After being hospitalized for the first time for heart failure, 68% of patients returned to work 1 year later, while 25% had not returned to work, and 7% had died. Including only those patients who were still alive 1 year later, 37% did not return to work. This substantial percentage confirms that heart failure reduces a patient’s ability to maintain a normal life and live independently, according to Roerth.

Young patients between the ages of 18 and 30 years were 3 times more likely to return to work. Patients with a higher level of education were twice as likely to return to work.

"This could be because higher education is associated with less physically demanding jobs. In addition, it may be more possible for highly educated patients to arrange a flexible work life,” Roerth said.
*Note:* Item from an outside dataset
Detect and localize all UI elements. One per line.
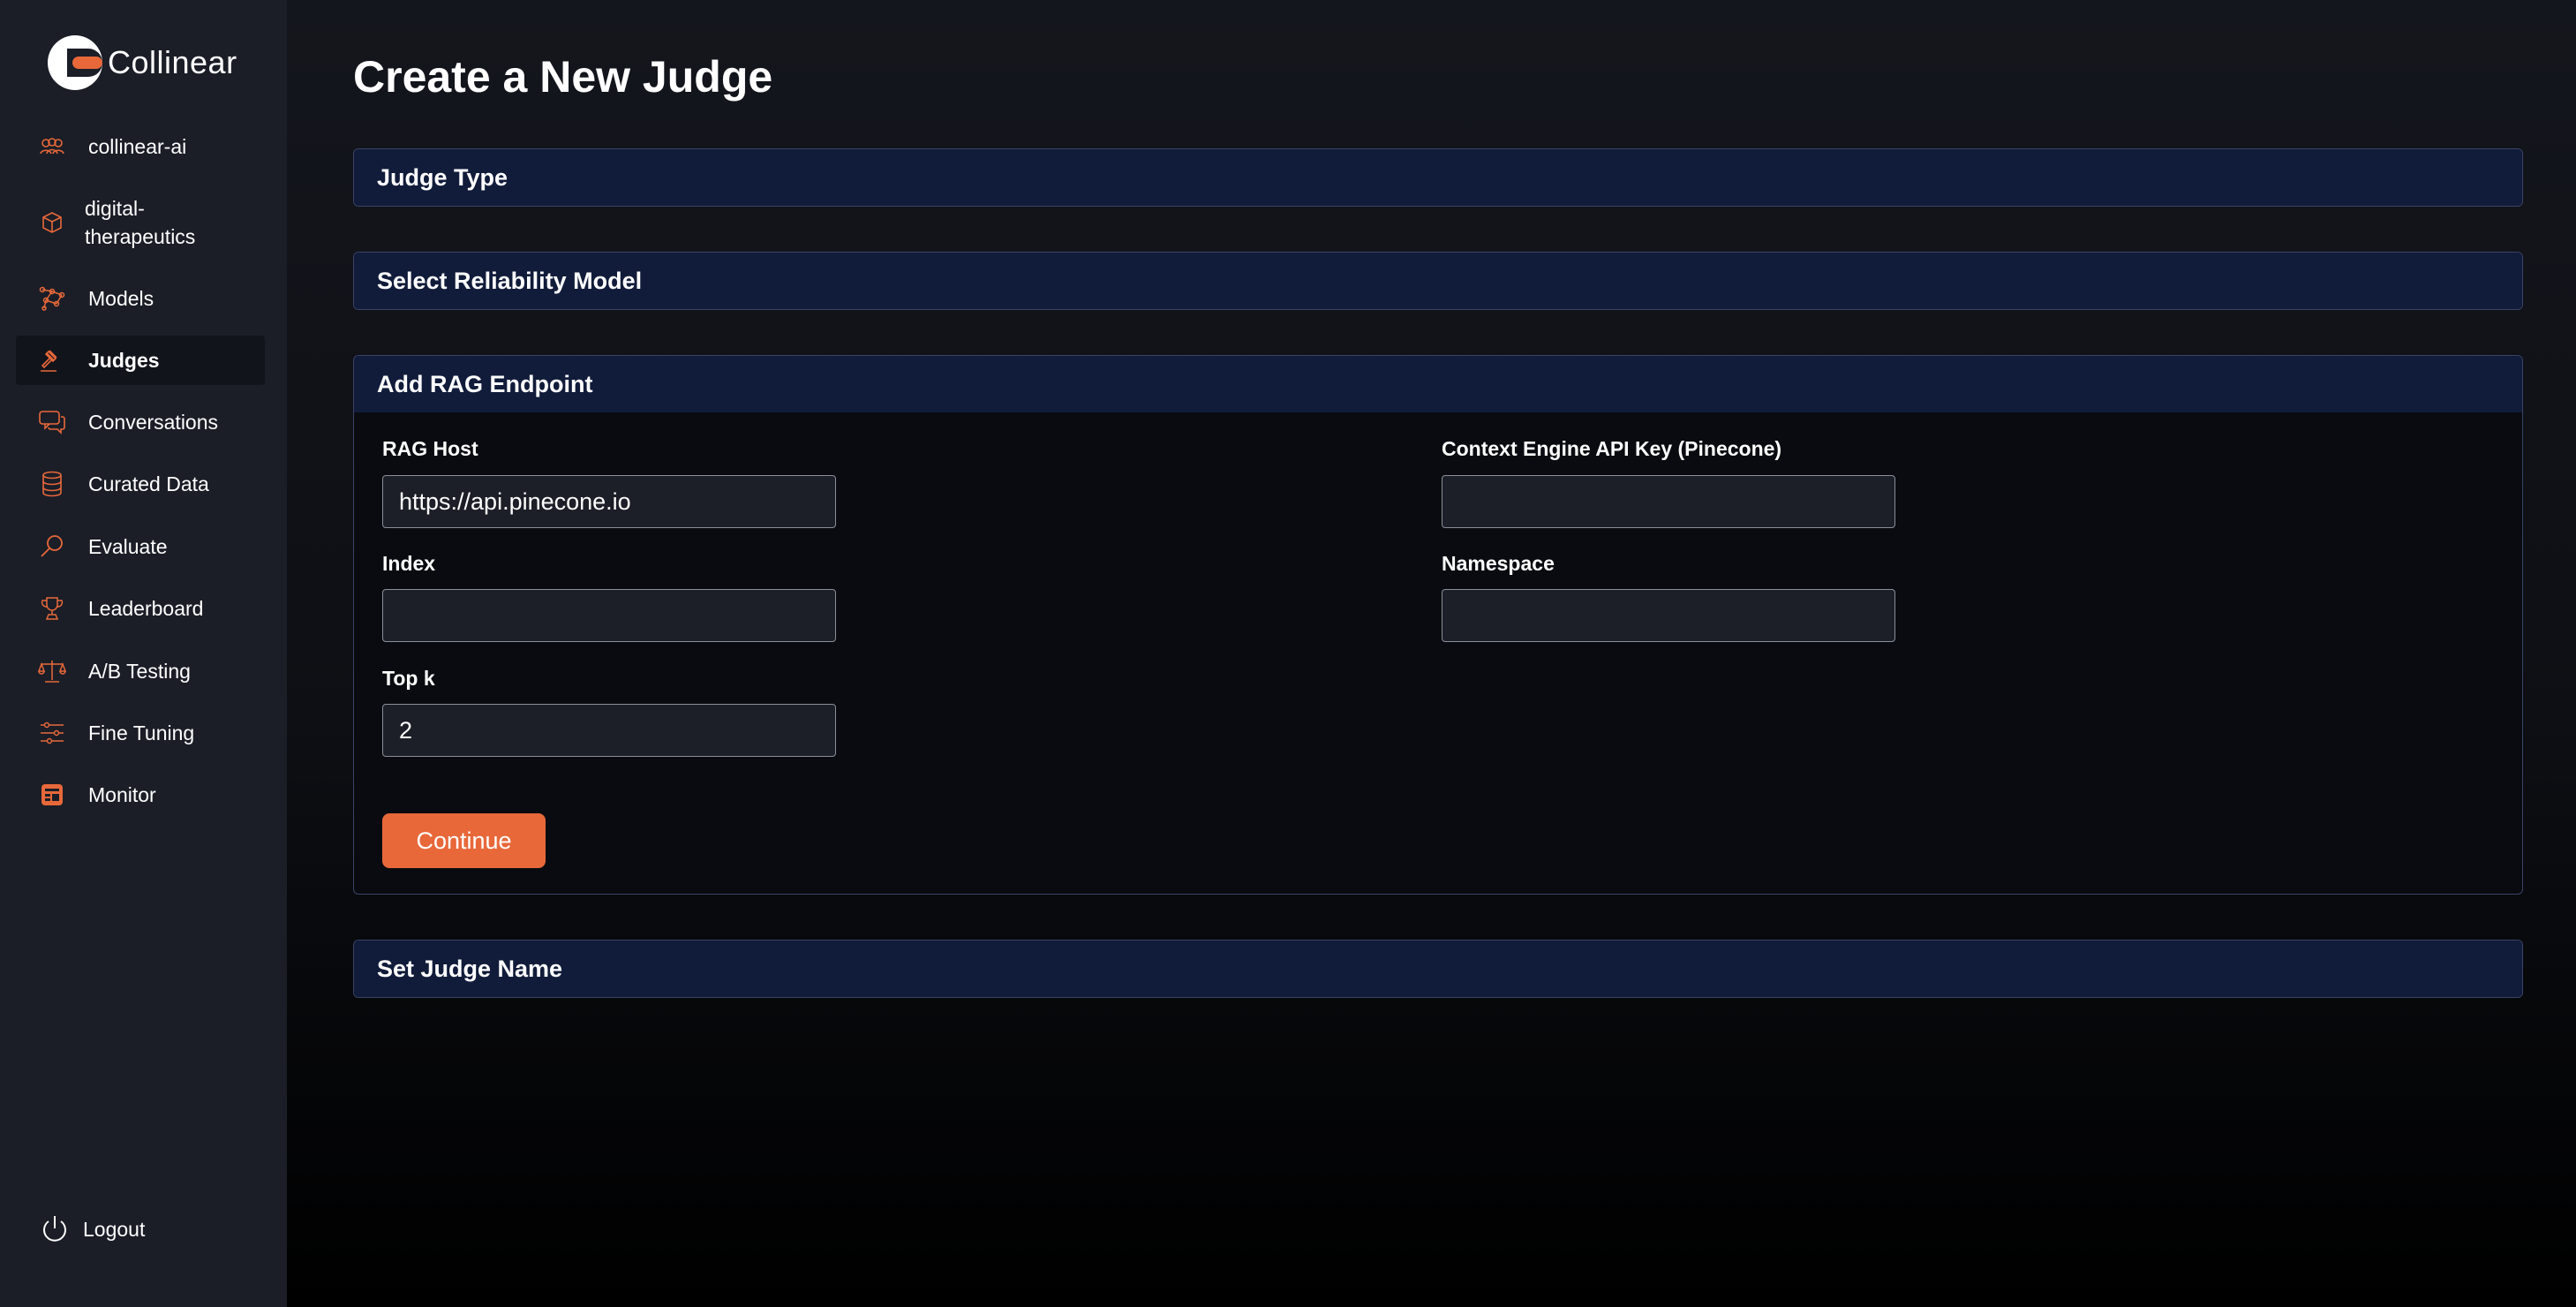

In addition, men were 24% more likely to return to work than women. However, Roerth does not believe that men necessarily recover better than women. Instead, he speculated that men are more likely to be forced to return to work either for economical or other reasons.
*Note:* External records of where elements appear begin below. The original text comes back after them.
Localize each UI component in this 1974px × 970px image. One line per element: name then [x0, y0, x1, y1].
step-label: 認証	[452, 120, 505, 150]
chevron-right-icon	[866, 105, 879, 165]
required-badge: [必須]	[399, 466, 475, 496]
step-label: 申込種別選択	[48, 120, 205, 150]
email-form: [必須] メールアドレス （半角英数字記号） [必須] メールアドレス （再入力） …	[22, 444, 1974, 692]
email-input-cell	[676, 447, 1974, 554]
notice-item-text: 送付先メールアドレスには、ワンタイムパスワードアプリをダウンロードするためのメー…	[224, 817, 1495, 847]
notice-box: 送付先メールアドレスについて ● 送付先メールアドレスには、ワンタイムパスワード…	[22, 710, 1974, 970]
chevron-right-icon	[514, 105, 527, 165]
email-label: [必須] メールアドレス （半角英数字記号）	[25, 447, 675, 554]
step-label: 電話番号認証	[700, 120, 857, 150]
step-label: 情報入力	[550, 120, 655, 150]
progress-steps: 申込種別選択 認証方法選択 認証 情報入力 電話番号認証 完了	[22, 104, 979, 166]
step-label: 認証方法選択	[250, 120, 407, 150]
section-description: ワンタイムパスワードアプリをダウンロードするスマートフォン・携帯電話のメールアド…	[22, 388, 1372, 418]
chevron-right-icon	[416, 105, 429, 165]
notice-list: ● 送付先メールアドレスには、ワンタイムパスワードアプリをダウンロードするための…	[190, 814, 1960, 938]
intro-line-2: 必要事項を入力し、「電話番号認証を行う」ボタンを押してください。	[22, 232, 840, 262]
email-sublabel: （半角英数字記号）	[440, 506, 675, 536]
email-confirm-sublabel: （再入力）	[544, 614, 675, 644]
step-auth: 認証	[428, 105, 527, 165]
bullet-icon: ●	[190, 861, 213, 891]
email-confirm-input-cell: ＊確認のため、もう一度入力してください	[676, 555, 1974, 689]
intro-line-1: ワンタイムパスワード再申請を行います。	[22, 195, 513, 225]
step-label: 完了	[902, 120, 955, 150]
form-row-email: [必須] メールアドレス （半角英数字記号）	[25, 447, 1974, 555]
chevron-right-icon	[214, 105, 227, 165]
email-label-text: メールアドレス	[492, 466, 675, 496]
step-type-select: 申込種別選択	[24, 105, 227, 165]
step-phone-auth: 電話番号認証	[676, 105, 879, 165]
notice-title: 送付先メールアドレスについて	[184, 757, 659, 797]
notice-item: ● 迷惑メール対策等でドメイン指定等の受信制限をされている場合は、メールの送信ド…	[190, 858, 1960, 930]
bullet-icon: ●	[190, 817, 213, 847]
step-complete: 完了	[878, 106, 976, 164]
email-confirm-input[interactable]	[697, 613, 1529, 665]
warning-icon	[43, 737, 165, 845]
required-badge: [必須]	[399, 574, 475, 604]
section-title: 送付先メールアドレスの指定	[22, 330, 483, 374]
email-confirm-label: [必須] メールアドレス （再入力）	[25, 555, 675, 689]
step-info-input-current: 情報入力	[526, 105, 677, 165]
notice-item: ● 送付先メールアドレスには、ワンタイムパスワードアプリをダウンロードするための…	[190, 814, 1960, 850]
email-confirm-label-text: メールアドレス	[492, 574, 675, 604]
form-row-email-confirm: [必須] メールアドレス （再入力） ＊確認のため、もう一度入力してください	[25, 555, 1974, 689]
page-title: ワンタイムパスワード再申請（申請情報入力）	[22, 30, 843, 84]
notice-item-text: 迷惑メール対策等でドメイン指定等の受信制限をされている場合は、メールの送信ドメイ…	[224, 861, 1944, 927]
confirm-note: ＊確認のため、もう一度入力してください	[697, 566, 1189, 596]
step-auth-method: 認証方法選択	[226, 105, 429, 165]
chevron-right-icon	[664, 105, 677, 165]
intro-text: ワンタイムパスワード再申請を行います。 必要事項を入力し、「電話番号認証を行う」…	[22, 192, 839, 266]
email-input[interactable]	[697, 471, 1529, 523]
Patients who were less likely to return to work were those who stayed in the hospital for more than 7 days or patients who had a history of stroke, chronic kidney disease, chronic obstructive pulmonary disease, diabetes, or cancer.

Roerth pointed out that the findings of his study are “associations and not necessarily causal connections.” As such, more research is needed to better understand why some patients who were working before being hospitalized do not return to work 1 year later.

"Removal from the labor market and dependence on public benefits has great economic consequences which go beyond the already significant financial burden that these patients place on the healthcare system,” he said. “More knowledge on what stops patients going back to work will put us in a better position to find ways of preventing it, for example with more intensive rehabilitation, psychological support, or education."